Rensselaerswyck had never made a profit in its first half century of existence. Maria and her son Kiliaen (the second lord of the manor) came up with the idea that, instead of granting leases for a particular number of years, which did not encourage the renters to keep up the property or stay there, they would instead grant lifetime leases, transferrable by will. In effect the tenants thereafter had all the privileges of full ownership, including the right to subdivide a holding among heirs, or sell off a portion, and to have the landowner's right to vote, the only restriction being that a small fee was due to the patroon each year, usually 2 to 4 bushels of wheat (the amount depending upon the size of the farm), and one or two fat fowl, as well as a day's labor on some public works project selected by the colonial director. The van Rensselaers would provide the buildings, equipment, and livestock, with the offspring from the livestock to be divided equally between farm operator and the manor. This was a very attractive opportunity to people who lacked the wherewithal to operate anything but the meanest little farm, and the population of the manor grew rapidly thereafter.

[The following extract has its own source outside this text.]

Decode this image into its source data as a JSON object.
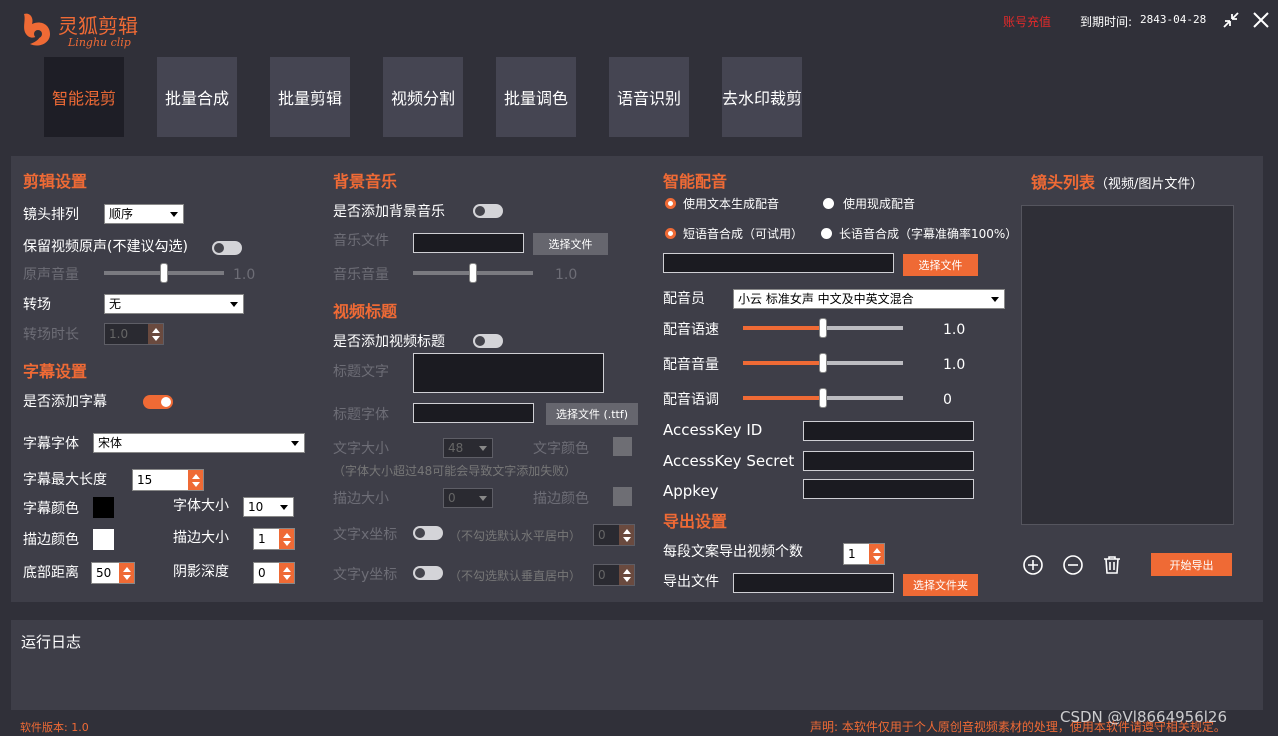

This would continue until the early nineteenth century, when New England settlers of the stony farms in the hill towns on both sides of the river found the annual rents a burden they could do without, and refused to either pay the rents or leave the lands they were leasing. Eventually the van Rensselaers won their case in the New York courts, establishing that the anti-rent provisions in the 1846 state constitution did not apply to their operations, but then rather than continue the annoyance, they sold off the farms, giving the current occupant first refusal. This was largely completed during the 1860s, but some farms were still paying rents in the 1930s.

 

It is fair to say that the development of the Hudson Valley was much retarded by the lack of free land, most of the best land having been taken up in the colonial manors whose leases were generally not attractive. However, the idea that Albany was a sleepy Dutch backwater is not exactly true, though the town was not always as bustling as New England towns. It was the staging area for English and American armies in the various colonial wars against French Canada, so that there was frequent contact witb soldiers and merchants from the other colonies and from Great Britain, and some of the visitors would remain and make Albany their home. During the Revolutionary War, Albany was the northern frontier's staging area for American armies fighting the British. During the ensuing early years of the young Republic, there was a great influx into the nearby countryside of land-starved New England farmers, while their enterprising cousins, the merchants, settled in Albany itself and the pace of life quickened.